Neonates with persistent pulmonary hypertension show severe hypoxemia that requires a variety of therapeutic modalities. When patients do not respond to conventional medical management that includes hyperventilation, inotropic support, and vasodilating agents, treatment with extracorporeal membrane oxygenation (ECMO) may be used. More recently, high-frequency oscillatory ventilation and nitric oxide inhalation have been used in these infants and have impacted the need for ECMO. In light of these changes in therapy, the authors reviewed the 6-year clinical experience of an ECMO team to assess trends in patient population and outcome and document adaptation of the medical professionals to a new treatment era.
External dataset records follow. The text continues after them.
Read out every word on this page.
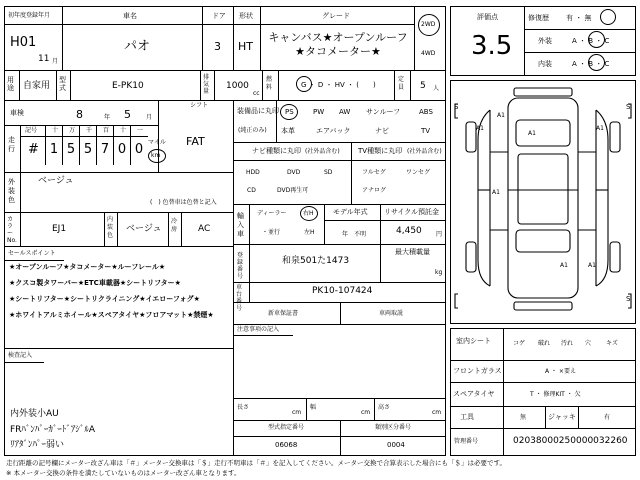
初年度登録年月
H01
11 月
車名
パオ
ドア
3
形状
HT
グレード
キャンバス★オープンルーフ★タコメーター★
2WD
4WD
用途 自家用
型式	E-PK10
排気量
1000
cc
燃料	G ・ D ・ HV ・ (　　)
定員 5 人
車検	8	年 5	月
シフト
FAT
走行
記号 十 万 千 百 十 一
# 1 5 5 7 0 0 マイル
km
外装色
ベージュ
(　) 色替車は色替と記入
カラー No.
EJ1
内装色
ベージュ
冷房 AC
セールスポイント
★オープンルーフ★タコメーター★ルーフレール★
★クスコ製タワーバー★ETC車載器★シートリフター★
★シートリフター★シートリクライニング★イエローフォグ★
★ホワイトアルミホイール★スペアタイヤ★フロアマット★禁煙★
検査記入
内外装小AU
FRﾊﾞﾝﾊﾟｰｶﾞｰﾄﾞｱｼﾞﾙA
ﾘｱﾀﾞﾝﾊﾟｰ弱い
装備品に丸印
(純正のみ)
PS	PW AW サンルーフ	ABS
本革	エアバック	ナビ	TV
ナビ種類に丸印 (社外品含む)
HDD	DVD	SD
CD	DVD再生可
TV種類に丸印 (社外品含む)
フルセグ	ワンセグ
アナログ
輸入車
ディーラー
・並行
右H
左H
モデル年式
年　不明
リサイクル預託金
4,450 円
登録番号
和泉501た1473
最大積載量
kg
車台番号
PK10-107424
新車保証書	車両取説
注意事項の記入
長さ
cm
幅
cm
高さ
cm
型式指定番号
06068
類別区分番号
0004
評価点
3.5
修復歴 有 ・ 無
外装	A ・ B ・ C
内装	A ・ B ・ C
S	S
A1
A1	A1
A1
A1
A1	A1
S
室内シート	コゲ 破れ 汚れ 穴 キズ
フロントガラス	A ・ ×要え
スペアタイヤ	T ・ 修理KIT ・ 欠
工具	無	ジャッキ	有
管理番号	020380002500000322​60
走行距離の記号欄にメーター改ざん車は「＃」メーター交換車は「＄」走行不明車は「＃」を記入してください。メーター交換で合算表示した場合にも「＄」は必要です。
※ 本メーター交換の条件を満たしていないものはメーター改ざん車となります。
Between 1988 and 1993, 88 neonates who met the institutional criteria were placed on venoarterial ECMO. Oscillatory ventilation was locally introduced in 1991 and nitric oxide treatment in 1992. Patient outcomes for the 1988 to 1990 period were compared with those for 1991 to 1993. Analyses included indication for ECMO therapy, length and complexity of the run, length of hospital stay, and cost of patient care. During the first 3 years, 65 patients were placed on ECMO, compared with 23 patients during the 3 years after introduction of oscillatory ventilation and nitric oxide therapy ( P < .001). The length of ECMO therapy increased from a mean of 128 hours to 190 hours ( P = .005), and the average hospital stay, likewise, increased from 27 days to 42 days. The total cost of care increased by approximately $40,000 per patient. During the 1991 to 1993 period, hyaline membrane disease and primary persistent pulmonary hypertension of the newborn became less of an indication for ECMO and were replaced by an increase in incidence of patients with sepsis and congenital diaphragmatic hernia. Fifty-five of the 65 (85%) patients during the first period survived, compared with 16 of the 23 (70%) patients during the second. With the advent of alternative therapies for severe neonatal pulmonary failure, the need for ECMO decreased in this pediatric tertiary care center. To maintain expertise, the ECMO team was integrated into a hospital-wide critical cardiopulmonary support team. Extracorporeal life support techniques became relevant only within a broader clinical setting created by the new therapeutic environment.